Da dove arriva quest’idea così semplice che mente e corpo sono causalmente connessi? In che modo ho provato a praticare sistemicamente anche incontrando aspettative imbevute di finalità cosciente? Le attese, le domande e le storie del sig. Claudio e del sig. Remo mi hanno permesso di interrogarmi e riflettere se, e in quale modo, io sia riuscita a rinunciare a “ogni fantasia di cura, guarigione, crescita, miglioramento del sé, consapevolezza […] alle interpretazioni, alla salute mentale pensata a priori” (Telfener, 2012) e in questi specifici casi alla salute pensata a priori e alla differenza tra cura e prendersi cura.
Le riflessioni delle relazioni tra persona e ambiente sono presenti dagli albori dell’umanità, nella filosofia antica il rapporto mente-corpo pone le basi della posizione dualistica, ma è con Cartesio che il pensiero occidentale fonda un principio di separazione tra mente e corpo.
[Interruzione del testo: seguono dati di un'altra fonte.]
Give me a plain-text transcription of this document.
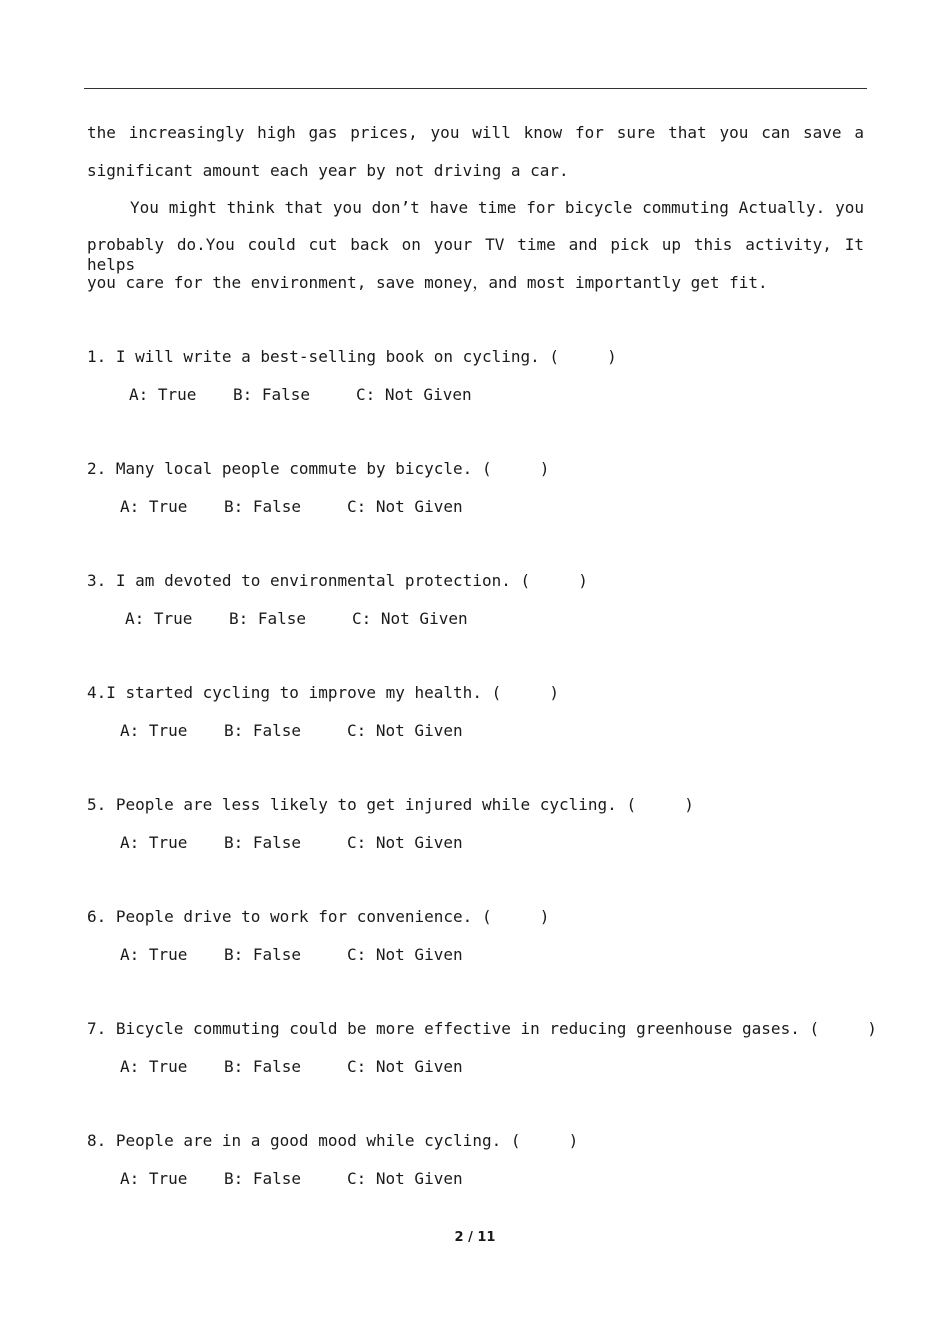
the increasingly high gas prices, you will know for sure that you can save a
significant amount each year by not driving a car.
You might think that you don’t have time for bicycle commuting Actually. you
probably do.You could cut back on your TV time and pick up this activity, It helps
you care for the environment, save money，and most importantly get fit.
1. I will write a best-selling book on cycling. (     )
A: True B: False	C: Not Given
2. Many local people commute by bicycle. (     )
A: True B: False	C: Not Given
3. I am devoted to environmental protection. (     )
A: True B: False	C: Not Given
4.I started cycling to improve my health. (     )
A: True B: False	C: Not Given
5. People are less likely to get injured while cycling. (     )
A: True B: False	C: Not Given
6. People drive to work for convenience. (     )
A: True B: False	C: Not Given
7. Bicycle commuting could be more effective in reducing greenhouse gases. (     )
A: True B: False	C: Not Given
8. People are in a good mood while cycling. (     )
A: True B: False	C: Not Given
2 / 11
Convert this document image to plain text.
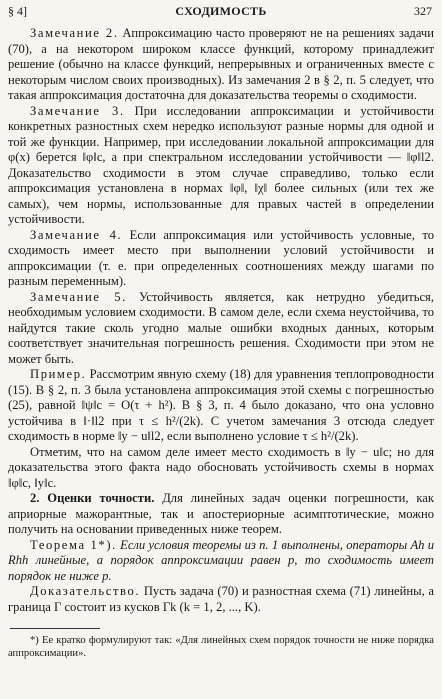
§ 4]	СХОДИМОСТЬ	327

Замечание 2. Аппроксимацию часто проверяют не на решениях задачи (70), а на некотором широком классе функций, которому принадлежит решение (обычно на классе функций, непрерывных и ограниченных вместе с некоторым числом своих производных). Из замечания 2 в § 2, п. 5 следует, что такая аппроксимация достаточна для доказательства теоремы о сходимости.

Замечание 3. При исследовании аппроксимации и устойчивости конкретных разностных схем нередко используют разные нормы для одной и той же функции. Например, при исследовании локальной аппроксимации для φ(x) берется ‖φ‖c, а при спектральном исследовании устойчивости — ‖φ‖l2. Доказательство сходимости в этом случае справедливо, только если аппроксимация установлена в нормах ‖φ‖, ‖χ‖ более сильных (или тех же самых), чем нормы, использованные для правых частей в определении устойчивости.

Замечание 4. Если аппроксимация или устойчивость условные, то сходимость имеет место при выполнении условий устойчивости и аппроксимации (т. е. при определенных соотношениях между шагами по разным переменным).

Замечание 5. Устойчивость является, как нетрудно убедиться, необходимым условием сходимости. В самом деле, если схема неустойчива, то найдутся такие сколь угодно малые ошибки входных данных, которым соответствует значительная погрешность решения. Сходимости при этом не может быть.

Пример. Рассмотрим явную схему (18) для уравнения теплопроводности (15). В § 2, п. 3 была установлена аппроксимация этой схемы с погрешностью (25), равной ‖ψ‖c = O(τ + h²). В § 3, п. 4 было доказано, что она условно устойчива в ‖·‖l2 при τ ≤ h²/(2k). С учетом замечания 3 отсюда следует сходимость в норме ‖y − u‖l2, если выполнено условие τ ≤ h²/(2k).

Отметим, что на самом деле имеет место сходимость в ‖y − u‖c; но для доказательства этого факта надо обосновать устойчивость схемы в нормах ‖φ‖c, ‖y‖c.

2. Оценки точности. Для линейных задач оценки погрешности, как априорные мажорантные, так и апостериорные асимптотические, можно получить на основании приведенных ниже теорем.

Теорема 1*). Если условия теоремы из п. 1 выполнены, операторы Ah и Rhh линейные, а порядок аппроксимации равен p, то сходимость имеет порядок не ниже p.

Доказательство. Пусть задача (70) и разностная схема (71) линейны, а граница Γ состоит из кусков Γk (k = 1, 2, ..., K).

*) Ее кратко формулируют так: «Для линейных схем порядок точности не ниже порядка аппроксимации».
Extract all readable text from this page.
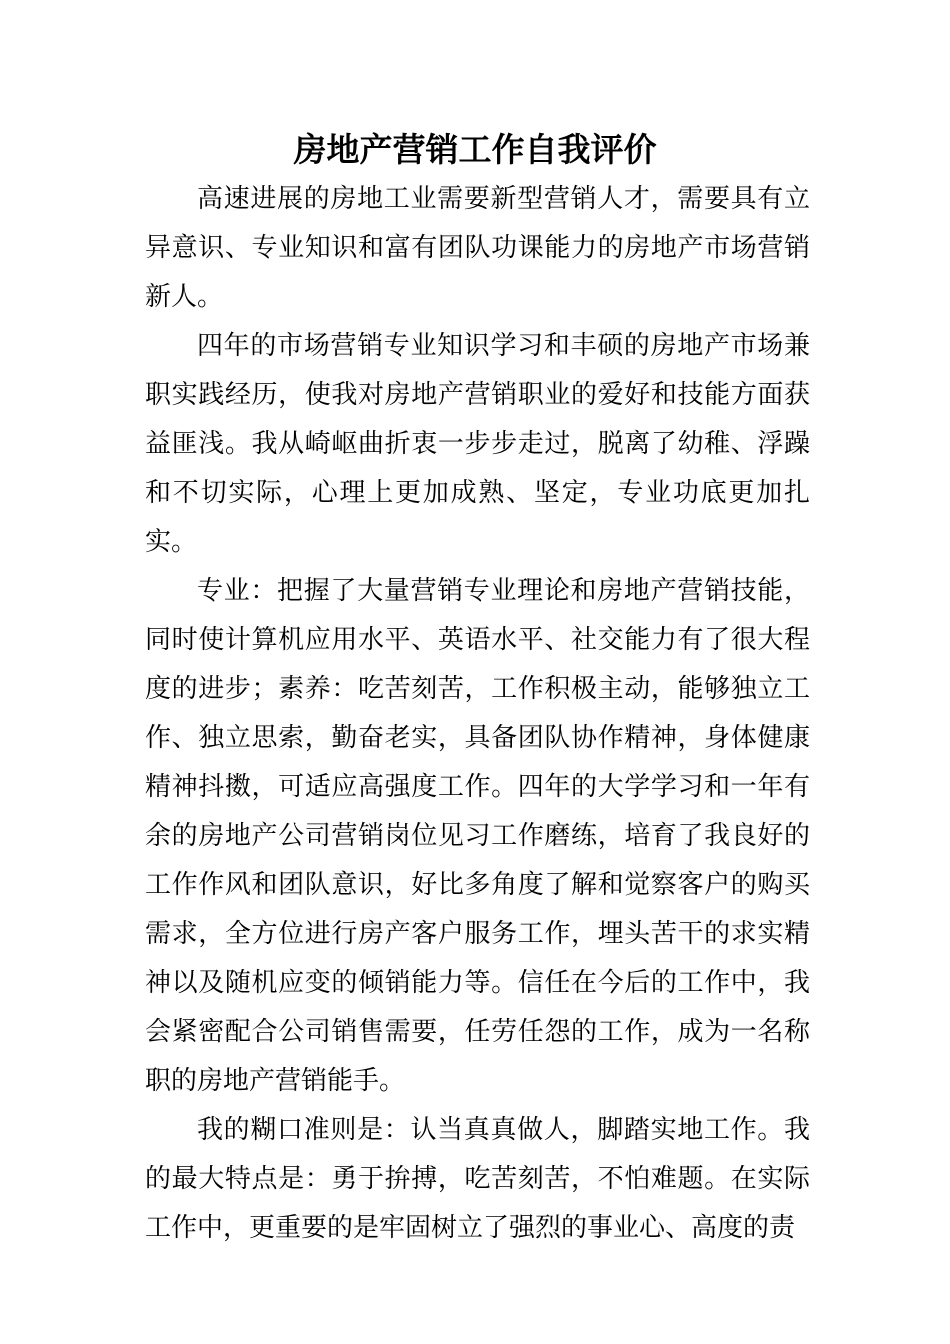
房地产营销工作自我评价

高速进展的房地工业需要新型营销人才，需要具有立异意识、专业知识和富有团队功课能力的房地产市场营销新人。

四年的市场营销专业知识学习和丰硕的房地产市场兼职实践经历，使我对房地产营销职业的爱好和技能方面获益匪浅。我从崎岖曲折衷一步步走过，脱离了幼稚、浮躁和不切实际，心理上更加成熟、坚定，专业功底更加扎实。

专业：把握了大量营销专业理论和房地产营销技能，同时使计算机应用水平、英语水平、社交能力有了很大程度的进步；素养：吃苦刻苦，工作积极主动，能够独立工作、独立思索，勤奋老实，具备团队协作精神，身体健康精神抖擞，可适应高强度工作。四年的大学学习和一年有余的房地产公司营销岗位见习工作磨练，培育了我良好的工作作风和团队意识，好比多角度了解和觉察客户的购买需求，全方位进行房产客户服务工作，埋头苦干的求实精神以及随机应变的倾销能力等。信任在今后的工作中，我会紧密配合公司销售需要，任劳任怨的工作，成为一名称职的房地产营销能手。

我的糊口准则是：认当真真做人，脚踏实地工作。我的最大特点是：勇于拚搏，吃苦刻苦，不怕难题。在实际工作中，更重要的是牢固树立了强烈的事业心、高度的责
Anche se Cartesio descrive che la distinzione tra res cogitans e res extensa vada intesa come una mutua interdipendenza tra mente e corpo, “la natura mi insegna pure che io non sono meramente presente al mio corpo come un nocchiero lo è al suo vascello, bensì gli sono congiunto quanto mai strettamente e (per così dire) mescolato, in modo da comporre un’unità con esso” (Gritti, 2019), sembra divenire fondante delle concezioni sull’organismo umano il suo pensiero di separazione tra spirito e materia, tra reale, ciò che è misurabile, e irreale. “Descartes era determinato a non considerare vero alcunché, prima di aver stabilito le prove per accertarlo come tale” (Lock & Scheper-Hughers, 2006) con l’unica certezza dell’essenza pensante. La mente razionale viene separata dalla natura, diviene l’elemento che permette un rigoroso esame oggettivo della natura stessa presupposto delle scienze naturali e sociali occidentali per secoli.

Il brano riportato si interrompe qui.